孤高の人だけあって浮いた噂は聞いたことなかったけど、このひとはもしかして。
もしかして男でも行けるひとなのか?

俺を見下ろして婉然と笑う表情は10年経っても変わらない。
この扇情的な姿は計算なのか、天然なのか分からない。


俺の考察も、視界いっぱいに近付いた淫蕩なその顔に魅入られたら終わりだった。

(無駄に綺麗すぎるこのひとが悪い)

両手で細い腰から、もにゅりと柔らかいお尻を思いっきり揉んだらそれが合図になった。

ベッドに場所をかえる余裕もなくお互いがお互いを貪り、ソファのうえでもつれあって。










…………やってしまった…


俄かに響きだした館内の物音や外の車の音で、朝が来たのを悟る。

目を開けるのが怖い…。

昨夜、一回終わってから雲雀さんをベッドに抱えて行って更に二回ほど楽しんでしまったけど…―――ただで済むはずがない…………

恐らく。いや、きっと。
まぶたを開ければそこに酔いも醒めた雲雀さんが地獄を見るような目で俺を…(だが実際に地獄を見るのは俺であって)

「沢田綱吉」

ほら、―――来た!


「朝ご飯の用意くらい出来ないの」

「んな!!」

俺は奇声を発してベッドから飛び起きた。

「僕は客だろう。招待したからにはもてなしなよ」

夕べのことが嘘のように、ソファで腰掛ける雲雀さんは完璧に身支度を済ませている。

(えっ、なにこの展開なにこれ)

「あのう…」
「なんだい」
「夕べのこともしかして忘れてます、」
「うん?」


「俺と雲雀さん、エッチしましたよ…ね?」


「……………」

しばし、俺たちの間に沈黙が流れた。

「………………」

「しました…よね?」

最悪、忘れてんじゃないかと(だって雲雀さんは超人だから)思ったがそれはないようだ。

雲雀さんの切れ長の眼差しが一瞬だけ戸惑うように揺れたから。

「ねぇ…」

「ハイ」

布団で正座して、雲雀さんを待つ。

「酒の勢い――なんて、僕はありふれた言い訳はしないよ」
「ハイ?」
「つまり、君のほうはどういうつもりだったか知らないけど…僕は僕で責任を取る気だ」
「ハイ…?」

雲雀さんは相変わらず高飛車な物言いで腕を組みながら、あの頃と同じように俺を見下ろしている。
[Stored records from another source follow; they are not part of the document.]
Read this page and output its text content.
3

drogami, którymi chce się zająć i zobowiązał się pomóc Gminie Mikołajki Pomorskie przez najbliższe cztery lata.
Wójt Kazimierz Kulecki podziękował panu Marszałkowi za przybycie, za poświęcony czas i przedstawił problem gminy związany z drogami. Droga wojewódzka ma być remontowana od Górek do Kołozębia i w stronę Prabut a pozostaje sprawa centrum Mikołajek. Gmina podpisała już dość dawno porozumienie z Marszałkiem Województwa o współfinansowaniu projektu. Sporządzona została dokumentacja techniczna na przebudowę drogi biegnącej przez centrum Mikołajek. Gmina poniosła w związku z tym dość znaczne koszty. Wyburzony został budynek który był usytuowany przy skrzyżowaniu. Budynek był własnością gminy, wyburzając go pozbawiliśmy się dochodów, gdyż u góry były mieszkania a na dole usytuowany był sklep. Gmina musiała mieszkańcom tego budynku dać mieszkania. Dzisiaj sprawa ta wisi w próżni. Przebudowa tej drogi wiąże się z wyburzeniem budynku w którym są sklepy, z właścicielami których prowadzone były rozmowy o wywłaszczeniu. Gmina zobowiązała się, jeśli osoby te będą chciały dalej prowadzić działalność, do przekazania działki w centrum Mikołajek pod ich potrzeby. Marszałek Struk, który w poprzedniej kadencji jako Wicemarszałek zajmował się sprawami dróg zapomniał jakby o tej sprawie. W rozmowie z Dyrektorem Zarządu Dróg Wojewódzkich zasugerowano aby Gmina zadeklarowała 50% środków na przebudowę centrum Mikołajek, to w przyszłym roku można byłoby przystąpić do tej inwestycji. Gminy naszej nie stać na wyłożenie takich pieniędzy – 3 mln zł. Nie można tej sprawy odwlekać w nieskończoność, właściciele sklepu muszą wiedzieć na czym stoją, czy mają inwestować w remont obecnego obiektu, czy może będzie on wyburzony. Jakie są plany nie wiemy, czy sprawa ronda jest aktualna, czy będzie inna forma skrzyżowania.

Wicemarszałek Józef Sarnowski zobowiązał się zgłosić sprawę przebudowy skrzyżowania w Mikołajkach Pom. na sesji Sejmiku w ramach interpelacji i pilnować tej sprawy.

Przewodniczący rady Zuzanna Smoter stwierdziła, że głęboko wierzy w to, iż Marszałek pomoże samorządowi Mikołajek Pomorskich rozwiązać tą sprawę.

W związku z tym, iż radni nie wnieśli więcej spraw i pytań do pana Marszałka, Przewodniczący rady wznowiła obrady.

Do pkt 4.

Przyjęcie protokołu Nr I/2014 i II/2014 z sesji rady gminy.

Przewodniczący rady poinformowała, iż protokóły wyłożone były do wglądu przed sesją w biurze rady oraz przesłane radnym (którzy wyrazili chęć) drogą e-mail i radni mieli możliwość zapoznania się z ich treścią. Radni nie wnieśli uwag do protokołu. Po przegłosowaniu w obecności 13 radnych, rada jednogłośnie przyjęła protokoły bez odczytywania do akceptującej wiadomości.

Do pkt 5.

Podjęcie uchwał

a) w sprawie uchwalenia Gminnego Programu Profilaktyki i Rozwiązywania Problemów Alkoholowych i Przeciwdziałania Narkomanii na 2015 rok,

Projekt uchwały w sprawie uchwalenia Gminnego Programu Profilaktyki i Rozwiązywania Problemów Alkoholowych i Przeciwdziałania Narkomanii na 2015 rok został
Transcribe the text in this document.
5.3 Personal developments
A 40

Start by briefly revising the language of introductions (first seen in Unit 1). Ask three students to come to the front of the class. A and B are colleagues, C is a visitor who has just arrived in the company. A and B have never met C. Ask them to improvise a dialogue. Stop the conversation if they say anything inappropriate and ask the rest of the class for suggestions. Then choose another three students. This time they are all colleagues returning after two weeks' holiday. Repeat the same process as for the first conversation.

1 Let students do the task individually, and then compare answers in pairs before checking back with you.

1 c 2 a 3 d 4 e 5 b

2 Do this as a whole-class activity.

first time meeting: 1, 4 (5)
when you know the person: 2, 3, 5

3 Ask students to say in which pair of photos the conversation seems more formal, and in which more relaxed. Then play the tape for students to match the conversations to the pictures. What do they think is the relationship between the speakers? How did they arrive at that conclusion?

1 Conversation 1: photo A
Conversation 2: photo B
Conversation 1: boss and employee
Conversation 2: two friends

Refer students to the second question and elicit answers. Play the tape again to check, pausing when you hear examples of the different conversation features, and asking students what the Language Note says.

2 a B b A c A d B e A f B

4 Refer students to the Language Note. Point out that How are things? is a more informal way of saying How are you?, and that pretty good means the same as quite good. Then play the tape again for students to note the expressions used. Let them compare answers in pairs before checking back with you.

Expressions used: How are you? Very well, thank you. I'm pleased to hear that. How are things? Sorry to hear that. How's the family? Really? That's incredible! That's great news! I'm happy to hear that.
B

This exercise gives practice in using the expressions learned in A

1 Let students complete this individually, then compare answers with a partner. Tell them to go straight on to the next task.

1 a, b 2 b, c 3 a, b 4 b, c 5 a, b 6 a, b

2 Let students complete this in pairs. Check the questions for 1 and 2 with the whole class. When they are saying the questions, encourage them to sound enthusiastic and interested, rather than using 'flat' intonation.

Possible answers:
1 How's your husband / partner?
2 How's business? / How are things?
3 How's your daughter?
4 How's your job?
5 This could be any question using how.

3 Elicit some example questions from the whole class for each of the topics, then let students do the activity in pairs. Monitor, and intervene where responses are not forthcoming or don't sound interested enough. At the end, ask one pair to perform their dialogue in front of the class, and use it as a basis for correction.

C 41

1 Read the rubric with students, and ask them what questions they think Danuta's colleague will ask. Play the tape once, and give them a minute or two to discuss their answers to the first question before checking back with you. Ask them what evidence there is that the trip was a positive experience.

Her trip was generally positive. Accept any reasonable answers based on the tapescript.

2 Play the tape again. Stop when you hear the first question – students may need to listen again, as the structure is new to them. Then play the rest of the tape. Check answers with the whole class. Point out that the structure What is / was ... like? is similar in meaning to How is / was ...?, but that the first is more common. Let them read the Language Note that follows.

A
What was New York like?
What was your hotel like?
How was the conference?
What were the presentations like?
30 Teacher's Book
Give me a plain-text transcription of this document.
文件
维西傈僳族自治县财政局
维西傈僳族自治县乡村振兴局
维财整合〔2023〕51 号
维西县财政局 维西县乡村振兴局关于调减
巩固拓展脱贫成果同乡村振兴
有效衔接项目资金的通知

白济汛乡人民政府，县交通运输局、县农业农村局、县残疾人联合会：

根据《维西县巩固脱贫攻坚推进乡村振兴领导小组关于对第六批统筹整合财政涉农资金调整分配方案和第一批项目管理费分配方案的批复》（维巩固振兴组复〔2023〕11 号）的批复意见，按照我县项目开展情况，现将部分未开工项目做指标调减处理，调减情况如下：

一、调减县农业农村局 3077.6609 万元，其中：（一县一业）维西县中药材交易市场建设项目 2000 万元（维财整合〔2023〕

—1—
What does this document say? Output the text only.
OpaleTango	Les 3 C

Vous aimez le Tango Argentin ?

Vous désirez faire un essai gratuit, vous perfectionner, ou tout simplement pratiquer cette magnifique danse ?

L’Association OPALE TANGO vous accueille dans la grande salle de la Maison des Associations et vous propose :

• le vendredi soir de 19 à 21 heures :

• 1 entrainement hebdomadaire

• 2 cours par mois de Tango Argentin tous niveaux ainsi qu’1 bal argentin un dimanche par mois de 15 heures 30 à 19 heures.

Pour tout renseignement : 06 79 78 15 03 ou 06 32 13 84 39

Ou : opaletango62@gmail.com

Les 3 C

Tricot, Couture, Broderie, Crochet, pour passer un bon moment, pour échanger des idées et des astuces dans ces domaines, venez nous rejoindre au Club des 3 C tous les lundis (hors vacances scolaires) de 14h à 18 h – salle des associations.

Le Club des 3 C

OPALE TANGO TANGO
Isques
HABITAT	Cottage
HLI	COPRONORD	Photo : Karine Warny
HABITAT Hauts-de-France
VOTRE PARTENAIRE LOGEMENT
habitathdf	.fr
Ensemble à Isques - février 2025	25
細い眉もしなやかな体つきも端正な顔立ちも、俺の知ってる雲雀さんだ。

「―――えと。責任とかそういうのって、挿れた側が言う台詞じゃないですか…なんで抱かれた雲雀さんがカッコいいこと言っちゃってるんですか…?」

素直に質問したのに結果はひどかった。

「あだァッ!?」

ゴツンと脳天に落ちる雲雀さんのげんこつ。

「下品なこと言わないでくれる」

「ってか酔っ払ってたの雲雀さんだけですよ!俺素面でしたもん!」

「あれだけ呑んだくせに。嘘つき」
「腐ってもイタリア人の血が流れてるんで。雲雀さんよりは酒に強いんです」

ああ、そうだ。
たったひとつ雲雀さんがあの頃と違っているとするなら。

「そう…素面で僕にあんなことしたわけ」

雲雀さんは、もう俺(別名ダメツナ)のものにされてしまったんだ。

「責任云々以前の問題です」

「雲雀さんはもう俺から逃げられないんですよ」


ニッと笑ってみせると、雲雀さんも不敵に微笑んだ。

「元・小動物のクセに生意気だね」


10年も経ったけれど。
俺はずっとこんな日がくると心のどこかで信じていた。







「俺はあなたのことずっと好きなんですから」
「順番がおかしいでしょ」
「痛いっ!ごもっともです!」










終わり



********

オチない

酒の勢いで挑む雲雀さんと、しらふで普通にひばりさんに欲情したつなよし。